The combination of thoughtful perspective with language obviously designed to be as offensive as possible made me feel like I was in a room full of fun-house mirrors. If you substituted decent language for about 15 insulting terms, you would have a fine piece on the sexual rights of the developmentally disabled. Yet those terms stood out as glaringly as day-glo stains on a Monet.

Aside from everything else, Johnson had both misquoted and misrepresented me. He identified me accurately as a sex columnist, but also said that I was a therapist and sex educator, neither of which I am. What upset me most was that he changed my reference to the "primal" sexuality of some disabled people to one about "primitive" sexuality, twisting what I see as a respectful interest in unsocialized sexual behavior into an attitude of insulting condescension.

I called Johnson to find out what had happened.
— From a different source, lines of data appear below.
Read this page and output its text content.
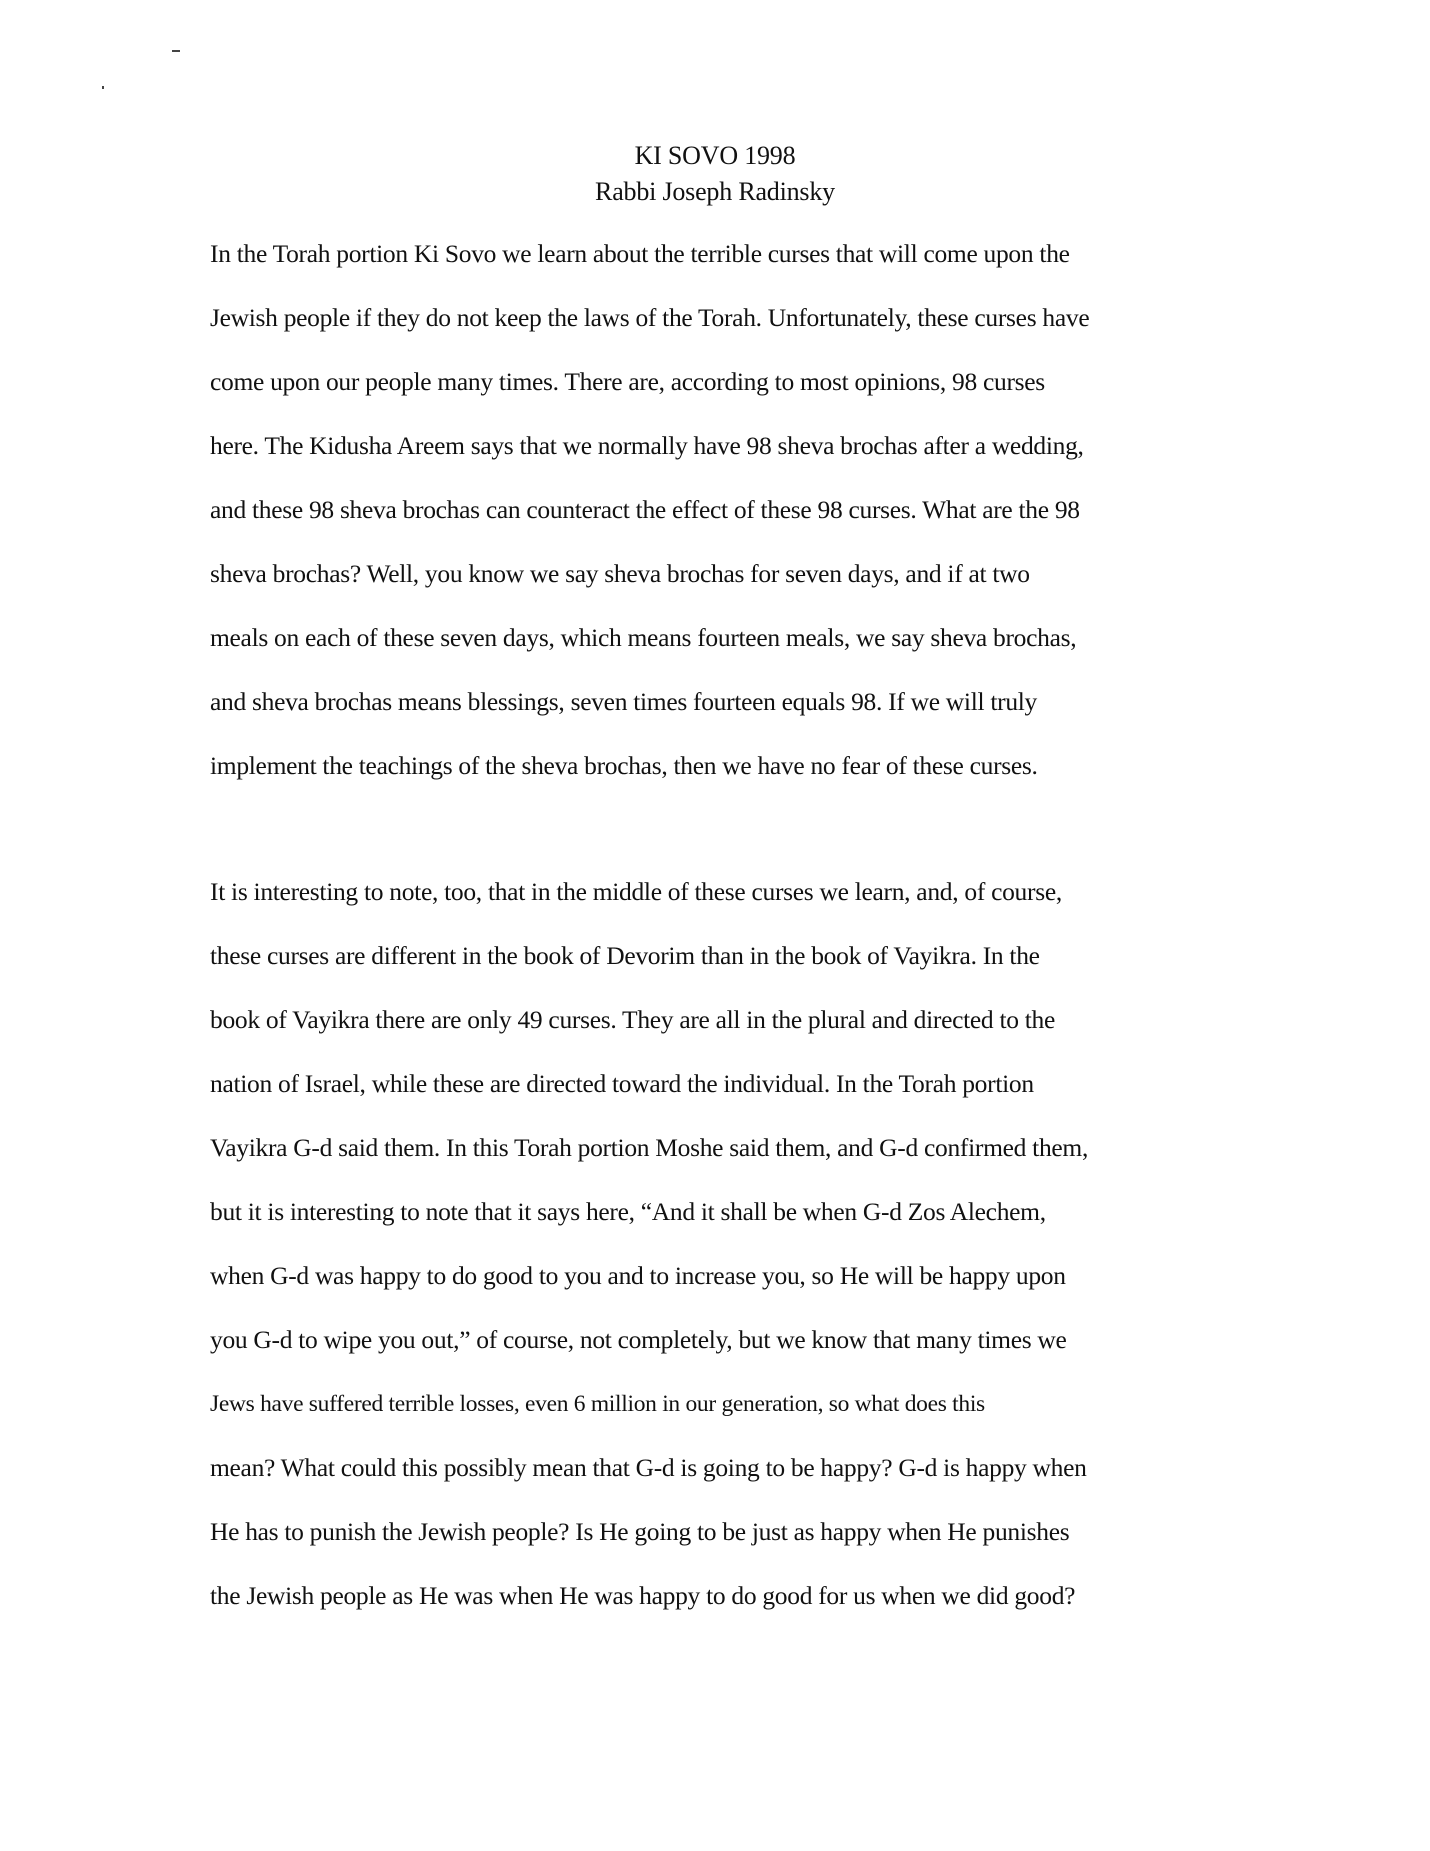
KI SOVO 1998
Rabbi Joseph Radinsky
In the Torah portion Ki Sovo we learn about the terrible curses that will come upon the
Jewish people if they do not keep the laws of the Torah. Unfortunately, these curses have
come upon our people many times. There are, according to most opinions, 98 curses
here. The Kidusha Areem says that we normally have 98 sheva brochas after a wedding,
and these 98 sheva brochas can counteract the effect of these 98 curses. What are the 98
sheva brochas? Well, you know we say sheva brochas for seven days, and if at two
meals on each of these seven days, which means fourteen meals, we say sheva brochas,
and sheva brochas means blessings, seven times fourteen equals 98. If we will truly
implement the teachings of the sheva brochas, then we have no fear of these curses.
It is interesting to note, too, that in the middle of these curses we learn, and, of course,
these curses are different in the book of Devorim than in the book of Vayikra. In the
book of Vayikra there are only 49 curses. They are all in the plural and directed to the
nation of Israel, while these are directed toward the individual. In the Torah portion
Vayikra G-d said them. In this Torah portion Moshe said them, and G-d confirmed them,
but it is interesting to note that it says here, “And it shall be when G-d Zos Alechem,
when G-d was happy to do good to you and to increase you, so He will be happy upon
you G-d to wipe you out,” of course, not completely, but we know that many times we
Jews have suffered terrible losses, even 6 million in our generation, so what does this
mean? What could this possibly mean that G-d is going to be happy? G-d is happy when
He has to punish the Jewish people? Is He going to be just as happy when He punishes
the Jewish people as He was when He was happy to do good for us when we did good?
He explained that after he turned his piece in, his editors had essentially Hustlerized it. While not about to apologize or trash his editors, Johnson was clearly embarrassed. I felt both angry and sorry for him. This, it turned out, was his first piece as a Hustler staff writer. It was his baptism by fire, and also mine.

What was to be done about this? I called my friend Susie Bright, a controversial sex writer who is no stranger to criticism and misrepresentation. I asked her what she would do in a situation like this. She was sympathetic to my upset, but thought I was taking the whole thing much too seriously.

"No one," she said, "reads the articles in Hustler. In fact, the only reason there are articles at all is that it allows the magazine to be distributed in states that require a certain amount of text for a magazine not to be considered obscene.

"I used to write for Hustler," she reminded me. "In all my travels, I have never had a single person come up to me and say, 'I saw that article you wrote in Hustler.' Not one. I've had people remind me of the most obscure piece I wrote for the most obscure academic or feminist journal, but never, ever, Hustler."

"Should I write a letter to the editor?" I asked.

"Hustler doesn't even have letters to the editor," she answered (incorrectly, as it turns out). "Just forget about it. It's like a tree falling in the woods when no one's around. No one will ever hear or see it."

Dave Hingsburger agreed. "I choose my battles carefully," he wrote me, "and I don't think anything will be achieved by writing to them. If you want me to sign on to a letter you write, send it to me and I'll join you. But otherwise I think I'm probably just going to let it pass."

I mulled it over. I let some time go by so I could calm down, and also so I could see if anyone screamed at me about being part of that horrible piece in Hustler. No one did. I decided that instead of beating my head against Hustler's wall, I would write this column. And so I have.

What is the lesson? Beware of well-intentioned reporters with sensationalizing editors. Remember that the mass media are rarely the purveyors of complex or subtle thoughts. Meanwhile, do what you have to do to get the word out about things that people don't want to think about, publish, or distribute. Change the world. Watch your back. Remember that no one has perfectly clean hands.